Effect of surface charge content in the TEMPO-oxidized cellulose nanofibers on morphologies and properties of poly(N-isopropylacrylamide)-based composite hydrogels

• TEMPO-oxidized cellulose nanofibers (TO-CNF) were isolated from bamboo pulp.
• Poly(N-Isopropylacrylamide)/TO-CNF composite hydrogels were synthesized.
• The composite hydrogels exhibited improved swelling and compression properties.
• The compression strength and modulus were proportional to the carboxylate contents.

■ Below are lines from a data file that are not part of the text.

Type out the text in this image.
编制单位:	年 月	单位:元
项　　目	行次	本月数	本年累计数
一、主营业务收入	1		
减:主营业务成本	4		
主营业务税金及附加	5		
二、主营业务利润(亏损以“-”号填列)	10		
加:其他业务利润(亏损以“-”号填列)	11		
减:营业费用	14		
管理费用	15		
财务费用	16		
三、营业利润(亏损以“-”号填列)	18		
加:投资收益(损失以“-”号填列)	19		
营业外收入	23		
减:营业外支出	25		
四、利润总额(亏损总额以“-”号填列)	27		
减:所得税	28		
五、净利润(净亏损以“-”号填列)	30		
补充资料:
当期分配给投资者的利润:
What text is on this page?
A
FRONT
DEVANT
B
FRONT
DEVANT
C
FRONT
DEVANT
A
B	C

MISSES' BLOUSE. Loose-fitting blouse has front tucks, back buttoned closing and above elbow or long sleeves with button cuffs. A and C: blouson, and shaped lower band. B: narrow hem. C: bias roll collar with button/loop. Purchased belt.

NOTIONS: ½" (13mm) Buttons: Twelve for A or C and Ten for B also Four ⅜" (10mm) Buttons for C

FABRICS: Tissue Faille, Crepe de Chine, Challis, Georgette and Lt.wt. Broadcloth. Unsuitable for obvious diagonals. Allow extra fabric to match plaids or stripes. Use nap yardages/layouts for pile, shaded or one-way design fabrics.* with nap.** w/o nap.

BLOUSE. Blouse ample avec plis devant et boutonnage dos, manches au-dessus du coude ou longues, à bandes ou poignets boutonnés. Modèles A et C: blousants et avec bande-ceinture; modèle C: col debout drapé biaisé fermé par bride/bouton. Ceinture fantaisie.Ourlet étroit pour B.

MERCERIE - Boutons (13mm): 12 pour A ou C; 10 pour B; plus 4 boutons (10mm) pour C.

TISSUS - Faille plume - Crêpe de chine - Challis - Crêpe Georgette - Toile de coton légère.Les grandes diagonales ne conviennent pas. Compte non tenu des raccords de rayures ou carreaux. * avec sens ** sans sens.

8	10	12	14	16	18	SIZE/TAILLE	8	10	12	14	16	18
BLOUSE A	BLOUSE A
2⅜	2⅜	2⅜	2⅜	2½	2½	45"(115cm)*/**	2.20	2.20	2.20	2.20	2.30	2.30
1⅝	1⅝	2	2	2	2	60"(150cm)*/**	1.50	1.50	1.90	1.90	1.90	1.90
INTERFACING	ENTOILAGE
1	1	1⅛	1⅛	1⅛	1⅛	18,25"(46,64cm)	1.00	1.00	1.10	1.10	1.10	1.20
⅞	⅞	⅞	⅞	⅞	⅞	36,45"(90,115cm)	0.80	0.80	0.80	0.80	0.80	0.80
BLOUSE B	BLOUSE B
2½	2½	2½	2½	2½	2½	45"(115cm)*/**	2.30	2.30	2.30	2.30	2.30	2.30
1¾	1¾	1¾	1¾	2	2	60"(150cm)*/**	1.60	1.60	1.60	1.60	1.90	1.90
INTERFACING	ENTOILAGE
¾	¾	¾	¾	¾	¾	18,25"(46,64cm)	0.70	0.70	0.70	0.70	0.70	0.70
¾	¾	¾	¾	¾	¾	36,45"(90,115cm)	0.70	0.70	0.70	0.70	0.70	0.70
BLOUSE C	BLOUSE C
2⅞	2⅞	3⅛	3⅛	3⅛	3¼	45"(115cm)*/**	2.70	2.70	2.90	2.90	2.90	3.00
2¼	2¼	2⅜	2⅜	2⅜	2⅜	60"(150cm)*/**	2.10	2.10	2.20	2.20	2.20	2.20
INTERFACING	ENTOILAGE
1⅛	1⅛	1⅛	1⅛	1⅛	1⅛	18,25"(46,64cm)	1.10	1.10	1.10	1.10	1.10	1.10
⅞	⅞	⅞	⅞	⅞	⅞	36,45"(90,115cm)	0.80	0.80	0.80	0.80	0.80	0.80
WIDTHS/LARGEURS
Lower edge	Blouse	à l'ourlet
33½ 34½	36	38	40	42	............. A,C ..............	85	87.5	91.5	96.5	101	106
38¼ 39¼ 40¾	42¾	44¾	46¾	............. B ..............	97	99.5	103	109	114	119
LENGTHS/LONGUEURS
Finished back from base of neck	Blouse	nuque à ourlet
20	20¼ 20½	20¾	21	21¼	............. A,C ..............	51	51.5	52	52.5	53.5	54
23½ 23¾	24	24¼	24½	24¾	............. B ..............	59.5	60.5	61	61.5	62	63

Owing to the higher aspect ratio and presence of negatively-charged carboxylate groups that would favorably interact with hydrophilic amide groups in poly(N-isopropylacrylamide) (PNIPAM) molecules, TEMPO-oxidized cellulose nanofibers (TO-CNF) is a kind of promising candidates to improve both swelling and mechanical properties of PNIPAM hydrogels. In this work, a series of TO-CNFs were isolated from inexpensive and abundant bamboo pulp to clarify effects of carboxylate contents (0.5–1.8 mmol/g) on the surfaces of TO-CNF on microstructure as well as compression and swelling properties of PNIPAM/TO-CNF composite hydrogels. An increase in the carboxylate content on the surfaces of TO-CNFs resulted in a higher degree of nanofibrillation. With increasing carboxylate content in the added TO-CNFs, the pore size of the composite hydrogels progressively became larger. It was found that the lower critical solution temperature (LCST) of PNIPAM hydrogels was independent of presence of TO-CNF and its carboxylate contents, while the equilibrium swelling ratio of PNIPAM/TO-CNF composite hydrogels below LCST were largely influenced by carboxylate contents of added TO-CNFs. The incorporation of rigid TO-CNF markedly strengthened the three-dimensional network structure of PNIPAM hydrogels, and compressive properties of the composite hydrogels were found to continuously increase with the carboxylate content in the TO-CNF. When carboxylate content of TO-CNF was 1.8 mmol/g, both compressive strength and modulus of the composite hydrogel reached 79.60 kPa and 0.97 MPa, respectively, which were 300% and 900% higher than those of pure PNIPAM one. Thus, TO-CNF appeared to be a “green” nanofiller that can simultaneously improve swelling and mechanical properties of PNIPAM hydrogels.